South Korean casino operator Paradise Co and Japan’s pachinko specialist Sega Sammy have now cut the ribbon on Paradise City, the first integrated resort in Northeast Asia, which has opened at Yeongjong Island close to Incheon International Airport in South Korea.
The foreigner-only casino has debuted with 154 game tables, 281 slot machines and 62 electronic gaming terminals. Its opening comes at a difficult time with China, which accounted for just under half of South Korea’s 17.2m foreign visitors last year, imposing a travel ban on its citizens travelling to Korea in groups although individuals will still be able to travel. That political fallout has followed the positioning of a US-supplied missile system on South Korean soil, put in place to counter North Korea’s missiles. Known as Terminal High Altitude Area Defence (THAAD), its timing could not have been worse for the casino’s debut.

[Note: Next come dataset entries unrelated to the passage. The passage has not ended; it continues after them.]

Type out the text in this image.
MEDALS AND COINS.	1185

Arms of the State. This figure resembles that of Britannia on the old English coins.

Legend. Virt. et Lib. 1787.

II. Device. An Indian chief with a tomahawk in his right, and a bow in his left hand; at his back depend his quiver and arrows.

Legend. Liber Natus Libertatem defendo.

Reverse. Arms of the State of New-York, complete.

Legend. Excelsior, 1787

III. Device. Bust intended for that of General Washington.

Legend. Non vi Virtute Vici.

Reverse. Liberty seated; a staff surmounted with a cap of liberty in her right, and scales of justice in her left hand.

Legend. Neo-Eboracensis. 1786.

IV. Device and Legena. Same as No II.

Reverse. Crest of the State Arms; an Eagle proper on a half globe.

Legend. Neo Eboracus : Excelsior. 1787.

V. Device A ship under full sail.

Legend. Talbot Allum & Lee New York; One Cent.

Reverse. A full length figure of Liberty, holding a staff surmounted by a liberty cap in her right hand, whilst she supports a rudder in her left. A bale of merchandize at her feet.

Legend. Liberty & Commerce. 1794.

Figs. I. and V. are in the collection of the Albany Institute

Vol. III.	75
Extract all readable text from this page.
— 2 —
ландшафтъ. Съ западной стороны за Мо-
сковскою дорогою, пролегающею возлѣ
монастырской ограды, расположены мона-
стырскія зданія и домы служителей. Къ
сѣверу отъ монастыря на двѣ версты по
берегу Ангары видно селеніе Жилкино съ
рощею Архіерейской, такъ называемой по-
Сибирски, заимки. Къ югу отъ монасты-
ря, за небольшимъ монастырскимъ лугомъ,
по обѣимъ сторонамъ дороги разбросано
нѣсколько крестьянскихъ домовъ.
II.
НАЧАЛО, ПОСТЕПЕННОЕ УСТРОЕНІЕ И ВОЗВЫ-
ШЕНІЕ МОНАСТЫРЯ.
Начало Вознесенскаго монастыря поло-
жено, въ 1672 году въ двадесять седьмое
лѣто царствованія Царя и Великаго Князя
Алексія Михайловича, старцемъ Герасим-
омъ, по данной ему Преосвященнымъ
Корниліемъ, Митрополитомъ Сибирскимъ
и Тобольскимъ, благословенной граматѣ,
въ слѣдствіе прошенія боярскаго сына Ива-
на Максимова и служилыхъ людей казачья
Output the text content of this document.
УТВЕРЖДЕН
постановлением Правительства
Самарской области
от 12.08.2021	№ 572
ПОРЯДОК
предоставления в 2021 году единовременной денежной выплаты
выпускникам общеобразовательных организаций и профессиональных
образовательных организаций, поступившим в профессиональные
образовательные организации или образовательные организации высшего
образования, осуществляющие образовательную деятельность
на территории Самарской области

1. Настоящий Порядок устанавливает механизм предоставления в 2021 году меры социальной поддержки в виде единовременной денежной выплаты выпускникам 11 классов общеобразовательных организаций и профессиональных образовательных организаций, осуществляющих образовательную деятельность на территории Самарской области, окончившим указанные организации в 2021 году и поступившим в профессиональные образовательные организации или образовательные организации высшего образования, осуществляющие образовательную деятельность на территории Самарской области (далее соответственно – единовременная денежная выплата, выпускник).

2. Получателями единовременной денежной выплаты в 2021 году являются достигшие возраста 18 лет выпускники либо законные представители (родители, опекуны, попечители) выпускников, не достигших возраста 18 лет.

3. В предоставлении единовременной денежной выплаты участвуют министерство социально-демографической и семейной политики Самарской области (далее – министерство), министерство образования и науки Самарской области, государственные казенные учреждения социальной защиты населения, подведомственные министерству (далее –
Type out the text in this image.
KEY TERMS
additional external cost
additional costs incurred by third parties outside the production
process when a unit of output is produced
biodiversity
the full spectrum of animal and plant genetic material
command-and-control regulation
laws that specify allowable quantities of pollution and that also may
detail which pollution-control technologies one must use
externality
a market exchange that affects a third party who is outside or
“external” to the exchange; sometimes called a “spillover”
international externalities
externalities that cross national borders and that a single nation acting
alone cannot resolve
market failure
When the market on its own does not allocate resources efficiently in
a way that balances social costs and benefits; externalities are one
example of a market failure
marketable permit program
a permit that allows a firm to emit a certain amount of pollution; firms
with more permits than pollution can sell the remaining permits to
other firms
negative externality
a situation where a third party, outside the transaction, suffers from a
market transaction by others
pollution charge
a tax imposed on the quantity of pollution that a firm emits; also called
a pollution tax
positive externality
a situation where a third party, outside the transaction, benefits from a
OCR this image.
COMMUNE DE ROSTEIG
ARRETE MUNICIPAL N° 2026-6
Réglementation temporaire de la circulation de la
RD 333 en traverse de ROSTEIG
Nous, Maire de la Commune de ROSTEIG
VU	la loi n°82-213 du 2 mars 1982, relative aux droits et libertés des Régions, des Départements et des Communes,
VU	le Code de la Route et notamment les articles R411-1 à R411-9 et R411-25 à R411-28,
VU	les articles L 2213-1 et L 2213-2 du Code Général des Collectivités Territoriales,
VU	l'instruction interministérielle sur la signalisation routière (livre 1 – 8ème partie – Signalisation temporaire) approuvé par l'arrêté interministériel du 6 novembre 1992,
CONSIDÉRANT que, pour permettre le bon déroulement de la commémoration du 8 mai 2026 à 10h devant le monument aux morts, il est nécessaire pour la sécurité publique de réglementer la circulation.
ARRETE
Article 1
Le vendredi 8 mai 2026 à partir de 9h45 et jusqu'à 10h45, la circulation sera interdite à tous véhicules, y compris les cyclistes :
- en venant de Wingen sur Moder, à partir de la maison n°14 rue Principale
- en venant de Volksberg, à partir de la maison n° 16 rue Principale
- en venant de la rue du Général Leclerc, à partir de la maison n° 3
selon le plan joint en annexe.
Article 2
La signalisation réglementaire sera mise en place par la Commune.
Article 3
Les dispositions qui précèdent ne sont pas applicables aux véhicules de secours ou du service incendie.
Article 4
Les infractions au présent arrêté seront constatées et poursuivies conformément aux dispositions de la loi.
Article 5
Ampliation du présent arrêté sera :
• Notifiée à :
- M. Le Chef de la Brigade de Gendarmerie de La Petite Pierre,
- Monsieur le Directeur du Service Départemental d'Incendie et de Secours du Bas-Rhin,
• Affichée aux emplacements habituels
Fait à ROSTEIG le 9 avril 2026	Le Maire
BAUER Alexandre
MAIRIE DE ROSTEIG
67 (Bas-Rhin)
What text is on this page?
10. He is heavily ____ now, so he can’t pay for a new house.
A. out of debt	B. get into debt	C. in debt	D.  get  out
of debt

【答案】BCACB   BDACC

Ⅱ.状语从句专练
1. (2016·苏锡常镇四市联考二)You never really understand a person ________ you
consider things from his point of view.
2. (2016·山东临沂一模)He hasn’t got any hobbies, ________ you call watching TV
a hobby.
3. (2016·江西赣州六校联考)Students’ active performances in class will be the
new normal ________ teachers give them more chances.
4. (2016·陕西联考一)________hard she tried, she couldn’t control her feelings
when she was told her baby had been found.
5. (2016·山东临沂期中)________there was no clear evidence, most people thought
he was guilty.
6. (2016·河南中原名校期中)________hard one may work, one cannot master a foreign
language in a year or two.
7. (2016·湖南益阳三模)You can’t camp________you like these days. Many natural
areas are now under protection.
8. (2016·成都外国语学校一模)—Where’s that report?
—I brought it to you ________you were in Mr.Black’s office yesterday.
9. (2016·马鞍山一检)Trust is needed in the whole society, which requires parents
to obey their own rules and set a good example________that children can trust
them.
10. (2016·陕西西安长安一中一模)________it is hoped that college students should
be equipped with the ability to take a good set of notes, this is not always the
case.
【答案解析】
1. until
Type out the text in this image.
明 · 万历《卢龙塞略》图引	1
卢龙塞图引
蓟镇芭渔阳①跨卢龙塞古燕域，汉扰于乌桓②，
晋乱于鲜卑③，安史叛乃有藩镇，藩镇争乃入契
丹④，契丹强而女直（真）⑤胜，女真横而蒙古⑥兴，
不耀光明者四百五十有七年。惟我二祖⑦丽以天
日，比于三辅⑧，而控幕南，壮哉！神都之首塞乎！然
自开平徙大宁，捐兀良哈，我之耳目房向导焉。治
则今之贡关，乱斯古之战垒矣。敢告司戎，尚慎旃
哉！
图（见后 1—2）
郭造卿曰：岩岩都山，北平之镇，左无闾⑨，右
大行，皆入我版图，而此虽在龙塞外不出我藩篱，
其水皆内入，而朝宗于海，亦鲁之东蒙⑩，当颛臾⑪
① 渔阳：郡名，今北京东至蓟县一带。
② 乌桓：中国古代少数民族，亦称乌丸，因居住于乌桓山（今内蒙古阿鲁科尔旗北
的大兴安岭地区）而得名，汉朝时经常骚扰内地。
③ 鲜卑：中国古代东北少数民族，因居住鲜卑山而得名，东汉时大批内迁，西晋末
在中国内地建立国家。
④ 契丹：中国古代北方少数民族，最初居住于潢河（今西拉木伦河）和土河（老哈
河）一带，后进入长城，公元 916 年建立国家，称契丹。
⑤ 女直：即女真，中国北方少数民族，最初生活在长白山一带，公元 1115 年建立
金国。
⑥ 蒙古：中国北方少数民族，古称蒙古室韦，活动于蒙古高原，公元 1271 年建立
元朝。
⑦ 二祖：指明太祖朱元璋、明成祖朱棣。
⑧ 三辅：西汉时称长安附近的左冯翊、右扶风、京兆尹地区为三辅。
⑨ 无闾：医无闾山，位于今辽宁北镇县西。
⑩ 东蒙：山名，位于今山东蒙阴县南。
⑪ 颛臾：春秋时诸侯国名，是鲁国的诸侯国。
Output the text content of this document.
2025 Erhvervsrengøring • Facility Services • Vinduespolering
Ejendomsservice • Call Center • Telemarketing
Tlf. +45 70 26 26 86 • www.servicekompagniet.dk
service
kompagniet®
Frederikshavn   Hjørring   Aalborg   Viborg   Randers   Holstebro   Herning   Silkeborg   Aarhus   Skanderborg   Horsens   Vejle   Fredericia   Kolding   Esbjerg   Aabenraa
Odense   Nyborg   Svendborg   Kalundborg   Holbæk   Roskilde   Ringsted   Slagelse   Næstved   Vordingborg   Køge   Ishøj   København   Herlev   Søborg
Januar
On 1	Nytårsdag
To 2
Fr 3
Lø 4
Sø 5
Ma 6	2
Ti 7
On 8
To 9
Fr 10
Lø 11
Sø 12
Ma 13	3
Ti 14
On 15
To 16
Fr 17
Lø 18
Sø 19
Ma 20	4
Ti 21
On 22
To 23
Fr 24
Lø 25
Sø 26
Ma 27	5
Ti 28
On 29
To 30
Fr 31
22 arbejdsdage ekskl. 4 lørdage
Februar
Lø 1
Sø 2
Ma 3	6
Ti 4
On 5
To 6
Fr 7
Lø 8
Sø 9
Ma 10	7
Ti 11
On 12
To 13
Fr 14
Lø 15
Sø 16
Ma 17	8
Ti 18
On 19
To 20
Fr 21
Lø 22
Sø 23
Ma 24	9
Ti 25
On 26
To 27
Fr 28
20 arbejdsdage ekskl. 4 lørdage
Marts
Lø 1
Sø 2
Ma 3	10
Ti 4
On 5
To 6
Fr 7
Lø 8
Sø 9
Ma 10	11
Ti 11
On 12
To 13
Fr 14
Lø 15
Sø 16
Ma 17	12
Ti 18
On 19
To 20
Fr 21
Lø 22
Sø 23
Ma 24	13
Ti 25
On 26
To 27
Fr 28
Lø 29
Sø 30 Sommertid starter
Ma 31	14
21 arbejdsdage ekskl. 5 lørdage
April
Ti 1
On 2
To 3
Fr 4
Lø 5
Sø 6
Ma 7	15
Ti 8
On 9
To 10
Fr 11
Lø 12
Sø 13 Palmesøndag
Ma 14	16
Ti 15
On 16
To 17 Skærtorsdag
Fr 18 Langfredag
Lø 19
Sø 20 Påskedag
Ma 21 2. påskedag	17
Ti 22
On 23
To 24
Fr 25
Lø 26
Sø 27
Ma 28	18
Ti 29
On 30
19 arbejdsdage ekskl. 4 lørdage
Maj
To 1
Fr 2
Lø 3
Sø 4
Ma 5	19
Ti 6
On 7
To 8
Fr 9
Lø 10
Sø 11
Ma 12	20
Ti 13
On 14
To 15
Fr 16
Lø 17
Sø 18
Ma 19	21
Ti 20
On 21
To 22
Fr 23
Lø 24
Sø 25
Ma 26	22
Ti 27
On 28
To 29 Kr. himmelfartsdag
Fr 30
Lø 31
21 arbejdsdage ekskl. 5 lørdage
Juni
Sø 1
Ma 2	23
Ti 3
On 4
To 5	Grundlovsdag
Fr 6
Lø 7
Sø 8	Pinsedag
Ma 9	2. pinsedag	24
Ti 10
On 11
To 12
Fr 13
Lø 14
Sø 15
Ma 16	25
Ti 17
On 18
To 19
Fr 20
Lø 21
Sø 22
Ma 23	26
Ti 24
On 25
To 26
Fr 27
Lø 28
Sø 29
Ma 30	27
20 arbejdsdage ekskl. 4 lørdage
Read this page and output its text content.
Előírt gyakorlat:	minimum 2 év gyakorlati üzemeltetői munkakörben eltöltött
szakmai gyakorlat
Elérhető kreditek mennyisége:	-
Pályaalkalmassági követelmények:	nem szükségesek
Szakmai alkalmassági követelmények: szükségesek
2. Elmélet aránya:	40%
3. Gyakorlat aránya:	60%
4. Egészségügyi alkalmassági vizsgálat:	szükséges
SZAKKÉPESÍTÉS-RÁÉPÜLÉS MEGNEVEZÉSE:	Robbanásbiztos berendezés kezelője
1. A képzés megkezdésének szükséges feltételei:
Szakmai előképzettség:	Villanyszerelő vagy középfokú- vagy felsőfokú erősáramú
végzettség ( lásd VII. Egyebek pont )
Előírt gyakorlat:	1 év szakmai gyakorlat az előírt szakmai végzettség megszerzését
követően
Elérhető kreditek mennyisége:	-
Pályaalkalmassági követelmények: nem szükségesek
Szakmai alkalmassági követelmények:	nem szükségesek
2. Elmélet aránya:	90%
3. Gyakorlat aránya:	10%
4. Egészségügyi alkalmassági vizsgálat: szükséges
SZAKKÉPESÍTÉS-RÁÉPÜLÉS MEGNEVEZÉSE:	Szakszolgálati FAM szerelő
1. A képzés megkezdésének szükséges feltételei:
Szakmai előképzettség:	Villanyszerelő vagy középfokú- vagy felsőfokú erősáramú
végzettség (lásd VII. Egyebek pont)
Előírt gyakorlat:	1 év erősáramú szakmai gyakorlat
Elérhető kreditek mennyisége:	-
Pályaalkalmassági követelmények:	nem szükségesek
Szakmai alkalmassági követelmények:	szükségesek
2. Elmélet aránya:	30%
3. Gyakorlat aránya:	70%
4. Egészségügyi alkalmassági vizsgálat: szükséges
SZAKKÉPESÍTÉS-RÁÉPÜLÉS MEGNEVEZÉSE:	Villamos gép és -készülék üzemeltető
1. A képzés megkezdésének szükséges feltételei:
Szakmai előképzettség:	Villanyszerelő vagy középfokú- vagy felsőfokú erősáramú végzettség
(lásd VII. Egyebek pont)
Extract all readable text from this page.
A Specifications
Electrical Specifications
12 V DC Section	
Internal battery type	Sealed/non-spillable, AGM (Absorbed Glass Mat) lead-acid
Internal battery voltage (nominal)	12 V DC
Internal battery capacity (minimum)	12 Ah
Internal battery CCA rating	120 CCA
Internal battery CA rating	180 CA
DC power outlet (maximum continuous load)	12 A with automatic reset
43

Paradise Co, which operates another five foreigner-only casinos in South Korea, said of the travel ban: “There are concerns about the Chinese market but we don’t expect the missile issue to continue in the long term.”
Paradise Group Chairman Chun Phil-lip said the plan was to attract tourists from other parts of Asia.
Mr Chun said: “Tensions over THAAD will not be eased in the short term. We are approaching this matter with a conservative perspective. We have been heavily relying on China but we will look at new markets, such as Japan and Southeast Asian countries, Vietnam, Thailand, Indonesia, Malaysia and Hong Kong.
He added: “Most of our customers individually visit Korea, so they are actually not influenced by the travel ban of the Chinese government. But we will deal with the issue in a conservative way, and we hope more Chinese customers return to Korea during next year’s PyeongChang Winter Olympics. We are considering cooperating with the Korean Olympic Committee to accommodate VIPs who visit Korea during the Winter Games. We want to show the Korean wave to foreigners and let them know Korea also has an integrated resort.”
The r330,000 sq m resort is believed to have cost upwards of US$1.1bn and includes a Y-shaped hotel with 711 rooms, a casino, an exhibition hall and one of Korea’s largest grand ballrooms. It has been named as an ‘art-tainment resort’ with over 2,700 art pieces.
The aim is for the resort to become the top landmark attraction in South Korea attracting 1.5m tourists a year.
Analyst Yoo Seung-man at HMC Investment & Securities, said: “It’s a pity that, because of the missile issue, there might be fewer Chinese mass customers at first than expected. But it’s Northeast Asia’s first such resort so it could draw customers that wouldn’t otherwise visit South Korea.”